3D-printed Cu2O photoelectrodes for photoelectrochemical water splitting

Abstract

Photoelectrochemical (PEC) water splitting is an alternative to fossil fuel combustion involving the generation of renewable hydrogen without environmental pollution or greenhouse gas emissions. Cuprous oxide (Cu₂O) is a promising semiconducting material for the simple reduction of hydrogen from water, in which the conduction band edge is slightly negative compared to the water reduction potential. However, the solar-to-hydrogen conversion efficiency of Cu₂O is lower than the theoretical value due to a short carrier-diffusion length under the effective light absorption depth.
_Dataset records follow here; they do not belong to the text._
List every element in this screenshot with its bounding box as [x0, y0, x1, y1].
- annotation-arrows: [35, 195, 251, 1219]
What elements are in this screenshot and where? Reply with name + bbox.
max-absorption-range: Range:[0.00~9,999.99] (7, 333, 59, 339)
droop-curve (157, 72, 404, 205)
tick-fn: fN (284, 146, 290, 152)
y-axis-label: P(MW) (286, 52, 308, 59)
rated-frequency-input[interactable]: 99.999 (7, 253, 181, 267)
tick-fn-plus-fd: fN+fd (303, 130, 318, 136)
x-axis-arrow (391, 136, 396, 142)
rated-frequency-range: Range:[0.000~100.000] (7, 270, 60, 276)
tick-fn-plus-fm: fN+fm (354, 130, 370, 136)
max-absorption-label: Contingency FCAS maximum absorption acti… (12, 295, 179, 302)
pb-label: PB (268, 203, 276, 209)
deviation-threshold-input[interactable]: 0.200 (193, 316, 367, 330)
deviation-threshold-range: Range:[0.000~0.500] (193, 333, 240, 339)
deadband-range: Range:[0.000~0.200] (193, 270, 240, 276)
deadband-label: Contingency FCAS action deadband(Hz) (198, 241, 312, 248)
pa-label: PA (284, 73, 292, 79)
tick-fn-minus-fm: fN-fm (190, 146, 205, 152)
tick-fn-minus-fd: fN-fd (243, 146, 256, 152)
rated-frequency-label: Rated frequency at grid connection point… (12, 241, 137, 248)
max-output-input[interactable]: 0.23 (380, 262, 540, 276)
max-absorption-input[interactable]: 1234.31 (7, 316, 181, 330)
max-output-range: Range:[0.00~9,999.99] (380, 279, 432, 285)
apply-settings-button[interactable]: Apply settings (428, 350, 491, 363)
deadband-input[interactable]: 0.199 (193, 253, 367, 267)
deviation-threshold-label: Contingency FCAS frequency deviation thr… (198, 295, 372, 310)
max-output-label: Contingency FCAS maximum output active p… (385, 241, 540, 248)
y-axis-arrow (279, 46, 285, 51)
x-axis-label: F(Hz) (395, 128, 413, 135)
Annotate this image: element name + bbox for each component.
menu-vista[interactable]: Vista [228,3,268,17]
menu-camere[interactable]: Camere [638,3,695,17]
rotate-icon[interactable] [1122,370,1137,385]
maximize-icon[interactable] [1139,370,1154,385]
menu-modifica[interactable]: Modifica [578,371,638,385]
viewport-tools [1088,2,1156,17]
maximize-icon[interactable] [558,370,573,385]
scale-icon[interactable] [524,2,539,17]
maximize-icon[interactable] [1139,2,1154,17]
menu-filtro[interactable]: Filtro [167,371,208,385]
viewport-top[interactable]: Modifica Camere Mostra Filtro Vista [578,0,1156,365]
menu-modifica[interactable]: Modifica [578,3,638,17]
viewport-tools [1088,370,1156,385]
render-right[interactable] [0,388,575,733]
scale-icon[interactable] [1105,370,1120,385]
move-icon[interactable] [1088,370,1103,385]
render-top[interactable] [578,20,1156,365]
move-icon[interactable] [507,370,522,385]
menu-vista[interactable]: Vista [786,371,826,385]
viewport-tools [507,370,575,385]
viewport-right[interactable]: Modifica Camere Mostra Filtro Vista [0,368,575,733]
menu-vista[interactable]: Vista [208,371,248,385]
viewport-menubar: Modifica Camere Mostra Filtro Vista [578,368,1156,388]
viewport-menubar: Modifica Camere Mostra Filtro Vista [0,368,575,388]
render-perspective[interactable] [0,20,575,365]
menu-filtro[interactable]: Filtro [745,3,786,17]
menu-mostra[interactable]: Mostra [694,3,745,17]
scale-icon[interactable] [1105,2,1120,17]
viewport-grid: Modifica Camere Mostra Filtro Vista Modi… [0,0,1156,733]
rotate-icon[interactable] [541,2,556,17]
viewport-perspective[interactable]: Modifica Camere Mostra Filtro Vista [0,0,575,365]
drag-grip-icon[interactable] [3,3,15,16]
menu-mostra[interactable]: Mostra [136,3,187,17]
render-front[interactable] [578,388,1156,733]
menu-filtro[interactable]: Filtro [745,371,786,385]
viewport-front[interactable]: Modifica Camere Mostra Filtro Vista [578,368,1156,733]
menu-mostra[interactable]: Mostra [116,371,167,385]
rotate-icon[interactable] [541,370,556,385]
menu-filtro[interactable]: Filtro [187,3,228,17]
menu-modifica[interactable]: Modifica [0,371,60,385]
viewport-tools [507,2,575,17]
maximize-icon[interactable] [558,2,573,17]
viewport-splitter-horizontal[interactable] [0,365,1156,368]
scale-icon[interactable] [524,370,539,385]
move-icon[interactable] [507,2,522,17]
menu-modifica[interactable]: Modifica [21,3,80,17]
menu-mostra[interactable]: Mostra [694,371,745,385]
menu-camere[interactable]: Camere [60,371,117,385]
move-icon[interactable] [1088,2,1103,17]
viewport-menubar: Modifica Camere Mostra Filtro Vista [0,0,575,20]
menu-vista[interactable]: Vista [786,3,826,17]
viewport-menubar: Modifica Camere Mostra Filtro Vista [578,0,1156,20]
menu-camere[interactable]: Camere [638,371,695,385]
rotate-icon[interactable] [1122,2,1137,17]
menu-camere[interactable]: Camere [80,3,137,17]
Thus, increasing light absorption in the electrode–electrolyte interfacial layer of a Cu₂O photoelectrode can enhance PEC performance. In this study, a Cu₂O 3D photoelectrode comprised of pyramid arrays was fabricated using a two-step method involving direct-ink-writing of graphene structures. This was followed by the electrodeposition of a Cu current-collecting layer and a p–n homojunction Cu₂O photocatalyst layer onto the printed structures. The performance for PEC water splitting was enhanced by increasing the total light absorption area (A_a) of the photoelectrode via controlling the electrode topography. The 3D photoelectrode (A_a = 3.2 cm²) printed on the substrate area of 1.0 cm² exhibited a photocurrent (I_ph) of −3.01 mA at 0.02 V (vs. RHE), which is approximately three times higher than that of a planar photoelectrode with an A_a = 1.0 cm² (I_ph = −0.91 mA). Our 3D printing strategy provides a flexible approach for the design and the fabrication of highly efficient PEC photoelectrodes.